Hanna avait poussé un petit cri de joie en entendant l’infirmière annoncer cette nouvelle. Elle se tourna vers le garçon en plaçant ses mains sur ses hanches.

— Je te préviens, c’est moi la chef !

— C’est ce qu’on verra, lui avait-il répondu en lui tirant la langue. Et au fait…

Le jeune garçon lui avait tendu la main sous le regard surpris de Hanna.

— C’est un truc d’adulte pour se présenter, expliqua-t-il. Je m’appelle Theo.

Hanna stoppa de se balancer lorsqu’elle entendit des rires d’enfants se rapprocher du parc. Elle se rappelait comme si cela était hier de la manière dont elle avait rencontré Theo. Un jour où sa mère avait hospitalisée pour lui enlever son appendice et où Jennifer, la mère de Theo, était désespérée de ne pas trouver de baby-sitter. La générosité de sa mère avait toujours été une qualité qu’elle admirait.

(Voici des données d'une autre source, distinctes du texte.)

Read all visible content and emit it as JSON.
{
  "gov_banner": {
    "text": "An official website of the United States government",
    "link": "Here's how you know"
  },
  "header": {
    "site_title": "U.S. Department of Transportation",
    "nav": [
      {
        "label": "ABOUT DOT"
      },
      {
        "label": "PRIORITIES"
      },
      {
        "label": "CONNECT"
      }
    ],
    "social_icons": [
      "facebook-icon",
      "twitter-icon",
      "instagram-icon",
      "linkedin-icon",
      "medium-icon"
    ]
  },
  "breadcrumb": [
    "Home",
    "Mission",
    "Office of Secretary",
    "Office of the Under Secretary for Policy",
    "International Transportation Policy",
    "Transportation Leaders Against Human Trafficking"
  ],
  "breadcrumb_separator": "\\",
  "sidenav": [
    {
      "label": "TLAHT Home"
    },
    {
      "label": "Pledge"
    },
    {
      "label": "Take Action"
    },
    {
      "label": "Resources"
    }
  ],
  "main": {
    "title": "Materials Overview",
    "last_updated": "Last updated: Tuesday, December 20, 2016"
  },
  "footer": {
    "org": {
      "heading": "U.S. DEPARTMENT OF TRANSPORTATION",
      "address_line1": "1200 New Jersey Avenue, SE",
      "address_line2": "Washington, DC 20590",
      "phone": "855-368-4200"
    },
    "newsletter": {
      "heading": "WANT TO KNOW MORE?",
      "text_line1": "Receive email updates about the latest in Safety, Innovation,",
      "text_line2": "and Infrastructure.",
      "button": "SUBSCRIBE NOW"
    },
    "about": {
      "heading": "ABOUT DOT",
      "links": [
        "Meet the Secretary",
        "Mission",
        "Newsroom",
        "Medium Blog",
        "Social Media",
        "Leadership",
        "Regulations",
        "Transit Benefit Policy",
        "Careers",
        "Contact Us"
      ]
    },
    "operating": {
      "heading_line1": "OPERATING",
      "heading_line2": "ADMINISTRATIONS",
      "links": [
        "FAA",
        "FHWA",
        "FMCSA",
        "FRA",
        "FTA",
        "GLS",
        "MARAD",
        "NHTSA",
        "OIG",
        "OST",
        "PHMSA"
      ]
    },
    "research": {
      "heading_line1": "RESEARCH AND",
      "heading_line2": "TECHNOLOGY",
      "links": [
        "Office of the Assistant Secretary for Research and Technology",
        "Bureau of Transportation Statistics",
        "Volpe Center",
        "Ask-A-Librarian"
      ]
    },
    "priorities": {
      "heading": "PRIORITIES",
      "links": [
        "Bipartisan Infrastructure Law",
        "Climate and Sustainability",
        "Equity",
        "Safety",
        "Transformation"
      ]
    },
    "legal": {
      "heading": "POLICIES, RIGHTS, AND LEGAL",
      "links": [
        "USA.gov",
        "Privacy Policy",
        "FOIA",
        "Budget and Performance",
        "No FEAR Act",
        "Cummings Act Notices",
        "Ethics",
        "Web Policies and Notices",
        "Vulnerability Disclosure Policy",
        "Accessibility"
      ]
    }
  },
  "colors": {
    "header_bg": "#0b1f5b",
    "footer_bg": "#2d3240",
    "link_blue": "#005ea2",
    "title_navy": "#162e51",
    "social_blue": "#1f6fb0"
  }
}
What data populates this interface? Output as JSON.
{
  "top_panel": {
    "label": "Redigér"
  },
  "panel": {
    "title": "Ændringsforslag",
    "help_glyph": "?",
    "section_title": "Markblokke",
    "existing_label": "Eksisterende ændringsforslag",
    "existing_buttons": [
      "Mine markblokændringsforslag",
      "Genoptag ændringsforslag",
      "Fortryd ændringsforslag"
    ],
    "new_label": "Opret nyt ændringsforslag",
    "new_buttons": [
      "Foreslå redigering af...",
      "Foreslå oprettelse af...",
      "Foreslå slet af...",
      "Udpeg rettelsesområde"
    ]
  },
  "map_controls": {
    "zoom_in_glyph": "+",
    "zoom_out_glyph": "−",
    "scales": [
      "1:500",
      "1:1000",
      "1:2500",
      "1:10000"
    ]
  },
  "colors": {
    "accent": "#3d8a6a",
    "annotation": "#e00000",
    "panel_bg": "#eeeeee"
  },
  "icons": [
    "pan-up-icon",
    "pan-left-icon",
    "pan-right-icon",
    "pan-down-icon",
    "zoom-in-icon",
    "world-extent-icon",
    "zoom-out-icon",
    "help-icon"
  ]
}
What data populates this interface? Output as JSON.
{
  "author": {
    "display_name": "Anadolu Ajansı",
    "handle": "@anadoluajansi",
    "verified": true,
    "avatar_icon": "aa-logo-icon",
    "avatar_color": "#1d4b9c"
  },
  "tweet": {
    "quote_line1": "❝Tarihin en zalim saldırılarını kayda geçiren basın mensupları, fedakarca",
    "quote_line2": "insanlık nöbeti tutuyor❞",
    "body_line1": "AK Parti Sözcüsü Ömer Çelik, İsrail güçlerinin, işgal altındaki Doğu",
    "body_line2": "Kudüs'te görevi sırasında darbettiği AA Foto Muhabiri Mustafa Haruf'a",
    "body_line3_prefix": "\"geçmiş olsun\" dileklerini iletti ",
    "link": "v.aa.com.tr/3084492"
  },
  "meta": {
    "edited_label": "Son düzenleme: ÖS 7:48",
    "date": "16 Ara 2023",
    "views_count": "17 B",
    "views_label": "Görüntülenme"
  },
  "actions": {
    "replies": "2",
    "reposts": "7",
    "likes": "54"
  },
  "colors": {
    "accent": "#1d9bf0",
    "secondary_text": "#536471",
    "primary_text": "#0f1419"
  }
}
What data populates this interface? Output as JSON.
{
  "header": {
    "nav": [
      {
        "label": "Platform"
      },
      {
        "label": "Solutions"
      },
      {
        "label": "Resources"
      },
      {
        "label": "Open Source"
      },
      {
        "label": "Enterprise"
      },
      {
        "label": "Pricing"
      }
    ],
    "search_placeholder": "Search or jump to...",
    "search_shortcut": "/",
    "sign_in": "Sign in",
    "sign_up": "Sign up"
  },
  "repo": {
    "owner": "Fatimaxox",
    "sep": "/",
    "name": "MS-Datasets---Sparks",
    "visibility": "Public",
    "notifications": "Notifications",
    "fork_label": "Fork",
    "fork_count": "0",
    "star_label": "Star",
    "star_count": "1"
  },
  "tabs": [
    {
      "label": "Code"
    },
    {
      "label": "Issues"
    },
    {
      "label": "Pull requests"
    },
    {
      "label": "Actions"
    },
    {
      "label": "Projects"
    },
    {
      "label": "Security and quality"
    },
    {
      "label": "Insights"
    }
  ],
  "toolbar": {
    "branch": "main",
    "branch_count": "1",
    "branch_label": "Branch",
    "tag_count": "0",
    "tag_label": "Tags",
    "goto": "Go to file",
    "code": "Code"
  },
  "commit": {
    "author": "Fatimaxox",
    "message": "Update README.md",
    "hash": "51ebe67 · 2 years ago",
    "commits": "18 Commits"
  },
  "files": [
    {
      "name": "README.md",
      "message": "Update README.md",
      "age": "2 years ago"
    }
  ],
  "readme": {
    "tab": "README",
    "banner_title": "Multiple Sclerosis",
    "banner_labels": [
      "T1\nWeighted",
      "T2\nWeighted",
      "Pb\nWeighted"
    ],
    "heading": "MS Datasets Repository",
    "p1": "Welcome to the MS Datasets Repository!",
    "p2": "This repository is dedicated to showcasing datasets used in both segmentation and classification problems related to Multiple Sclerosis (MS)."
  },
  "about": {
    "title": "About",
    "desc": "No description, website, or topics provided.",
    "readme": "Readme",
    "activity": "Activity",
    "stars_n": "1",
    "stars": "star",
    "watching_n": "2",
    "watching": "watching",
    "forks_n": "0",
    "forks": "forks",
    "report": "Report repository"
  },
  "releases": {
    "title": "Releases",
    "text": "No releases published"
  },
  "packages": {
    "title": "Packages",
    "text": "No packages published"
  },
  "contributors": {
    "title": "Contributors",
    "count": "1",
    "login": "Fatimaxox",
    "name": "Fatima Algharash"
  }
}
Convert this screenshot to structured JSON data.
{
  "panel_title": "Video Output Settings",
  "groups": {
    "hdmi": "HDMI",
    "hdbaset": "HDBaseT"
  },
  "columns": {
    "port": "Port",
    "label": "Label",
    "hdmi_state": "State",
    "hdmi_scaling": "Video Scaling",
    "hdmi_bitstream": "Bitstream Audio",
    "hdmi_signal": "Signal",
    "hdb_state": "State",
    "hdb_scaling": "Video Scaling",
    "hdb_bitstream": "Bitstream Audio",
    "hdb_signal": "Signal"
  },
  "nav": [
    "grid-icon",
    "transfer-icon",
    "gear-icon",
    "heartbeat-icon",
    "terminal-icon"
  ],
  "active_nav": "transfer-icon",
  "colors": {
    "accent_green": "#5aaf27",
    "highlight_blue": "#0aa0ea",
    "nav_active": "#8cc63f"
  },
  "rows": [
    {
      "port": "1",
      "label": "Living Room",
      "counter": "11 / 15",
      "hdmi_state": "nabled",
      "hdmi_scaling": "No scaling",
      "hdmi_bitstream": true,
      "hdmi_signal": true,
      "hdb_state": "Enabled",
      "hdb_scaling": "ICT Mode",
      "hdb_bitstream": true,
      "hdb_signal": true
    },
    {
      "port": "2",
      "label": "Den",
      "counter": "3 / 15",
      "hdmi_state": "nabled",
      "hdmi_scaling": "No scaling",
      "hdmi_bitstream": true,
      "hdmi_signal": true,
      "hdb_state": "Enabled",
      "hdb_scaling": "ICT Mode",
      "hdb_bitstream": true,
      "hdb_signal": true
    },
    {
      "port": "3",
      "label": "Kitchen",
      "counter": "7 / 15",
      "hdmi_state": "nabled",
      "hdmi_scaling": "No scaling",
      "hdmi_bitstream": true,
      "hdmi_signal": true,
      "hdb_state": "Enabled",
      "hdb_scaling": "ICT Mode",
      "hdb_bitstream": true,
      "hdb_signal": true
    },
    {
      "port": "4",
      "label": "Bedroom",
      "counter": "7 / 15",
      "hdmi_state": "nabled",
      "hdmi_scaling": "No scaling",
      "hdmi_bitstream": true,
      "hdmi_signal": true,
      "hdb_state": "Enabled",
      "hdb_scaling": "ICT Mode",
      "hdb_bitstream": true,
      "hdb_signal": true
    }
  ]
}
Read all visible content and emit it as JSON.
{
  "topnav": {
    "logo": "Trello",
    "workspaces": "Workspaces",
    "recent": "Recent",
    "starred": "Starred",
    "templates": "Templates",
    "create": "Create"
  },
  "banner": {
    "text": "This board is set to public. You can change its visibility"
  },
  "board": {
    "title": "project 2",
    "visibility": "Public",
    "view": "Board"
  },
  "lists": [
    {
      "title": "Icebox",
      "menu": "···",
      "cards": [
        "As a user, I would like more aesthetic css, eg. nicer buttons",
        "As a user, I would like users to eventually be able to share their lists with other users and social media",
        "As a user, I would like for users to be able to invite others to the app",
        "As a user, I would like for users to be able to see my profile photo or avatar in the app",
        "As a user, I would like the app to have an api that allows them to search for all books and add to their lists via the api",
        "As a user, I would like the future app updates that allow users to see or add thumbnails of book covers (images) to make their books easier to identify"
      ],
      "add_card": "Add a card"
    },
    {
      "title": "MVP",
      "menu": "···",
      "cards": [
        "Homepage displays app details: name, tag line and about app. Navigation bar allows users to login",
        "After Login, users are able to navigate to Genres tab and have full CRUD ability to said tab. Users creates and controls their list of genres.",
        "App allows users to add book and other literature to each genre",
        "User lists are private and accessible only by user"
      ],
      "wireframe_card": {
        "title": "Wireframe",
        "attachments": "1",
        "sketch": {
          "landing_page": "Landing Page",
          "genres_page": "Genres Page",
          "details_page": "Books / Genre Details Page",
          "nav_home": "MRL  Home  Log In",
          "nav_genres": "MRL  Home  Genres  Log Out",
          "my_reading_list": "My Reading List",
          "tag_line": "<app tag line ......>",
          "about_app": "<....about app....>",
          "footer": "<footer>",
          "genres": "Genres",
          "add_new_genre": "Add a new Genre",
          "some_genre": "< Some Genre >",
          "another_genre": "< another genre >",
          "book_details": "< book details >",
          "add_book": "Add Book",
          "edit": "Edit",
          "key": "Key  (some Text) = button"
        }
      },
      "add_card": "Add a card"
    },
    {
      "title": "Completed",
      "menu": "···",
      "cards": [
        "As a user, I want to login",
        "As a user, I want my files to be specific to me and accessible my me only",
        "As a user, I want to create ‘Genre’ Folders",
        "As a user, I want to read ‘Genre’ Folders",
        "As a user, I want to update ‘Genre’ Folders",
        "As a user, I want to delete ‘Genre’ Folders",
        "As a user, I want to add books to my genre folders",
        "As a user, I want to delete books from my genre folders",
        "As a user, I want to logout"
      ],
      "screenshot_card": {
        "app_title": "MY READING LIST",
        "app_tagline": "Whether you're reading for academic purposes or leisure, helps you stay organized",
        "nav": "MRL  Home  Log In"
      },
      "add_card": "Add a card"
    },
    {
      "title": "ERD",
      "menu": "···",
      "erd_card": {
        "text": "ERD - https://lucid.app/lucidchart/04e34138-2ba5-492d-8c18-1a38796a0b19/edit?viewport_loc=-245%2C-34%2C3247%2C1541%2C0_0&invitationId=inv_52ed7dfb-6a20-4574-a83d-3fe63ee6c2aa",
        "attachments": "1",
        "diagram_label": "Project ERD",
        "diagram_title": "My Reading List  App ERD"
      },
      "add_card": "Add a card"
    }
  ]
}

Hanna regarda l’heure qu’affichait sur son téléphone portable. Il allait bientôt être dix-huit heures, l’heure à laquelle les enfants venaient passés quelques temps dans le parc après l’école, les devoirs et le souper. Hanna devrait rentrer si elle ne voulait pas qu’Emma ne l’interroge encore sur un début d’alcoolémie.

Lorsqu’elle eut franchit le seuil de la porte, elle retrouva sa tante devant le poste télévisé. Elle s’était enroulé dans un plaid et regardait une série télévisée.

— Bonjour, la salua doucement Hanna.

Emma se retourna vers sa nièce en lui adressant un sombre regard.

— Je n’ai pas bu si tu te poses la question.

— Tu fais ce que tu veux, répondit simplement sa tante.

Hanna poussa un léger soupir avant de s’installer sur le fauteuil qui faisait face au canapé.

— Je suis désolée. Je ne sais pas ce qu’il m’a prit… J’avais besoin de prendre l’air et je me suis retrouvée dans ce bar, et… les choses se sont enchaînées.

Hanna marqua une pause. Elle observait sa tante qui ne daignait pas lui adresser un regard.

— S’il te plait, Emma… dis-moi ce que je peux faire pour que tu me pardonnes.

— Tu ne peux rien faire, souffla Emma en éteignant la télévision à l’aide de la télécommande.

Emma tourna doucement son regard vers sa nièce. Son regard était triste. Elle était triste de voir Hanna de cette façon, se détruire de cette façon.

— Je ne t’en veux pas. Je veux juste que tu comprennes que tu ne peux pas sombrer dans l’alcoolisme malgré… les événements.

— Je sais, je…

— Tout le monde sait que tu vis quelque chose de difficile mais ce n’est pas une raison.

— Emma, je sais… répéta Hanna en baissant les yeux.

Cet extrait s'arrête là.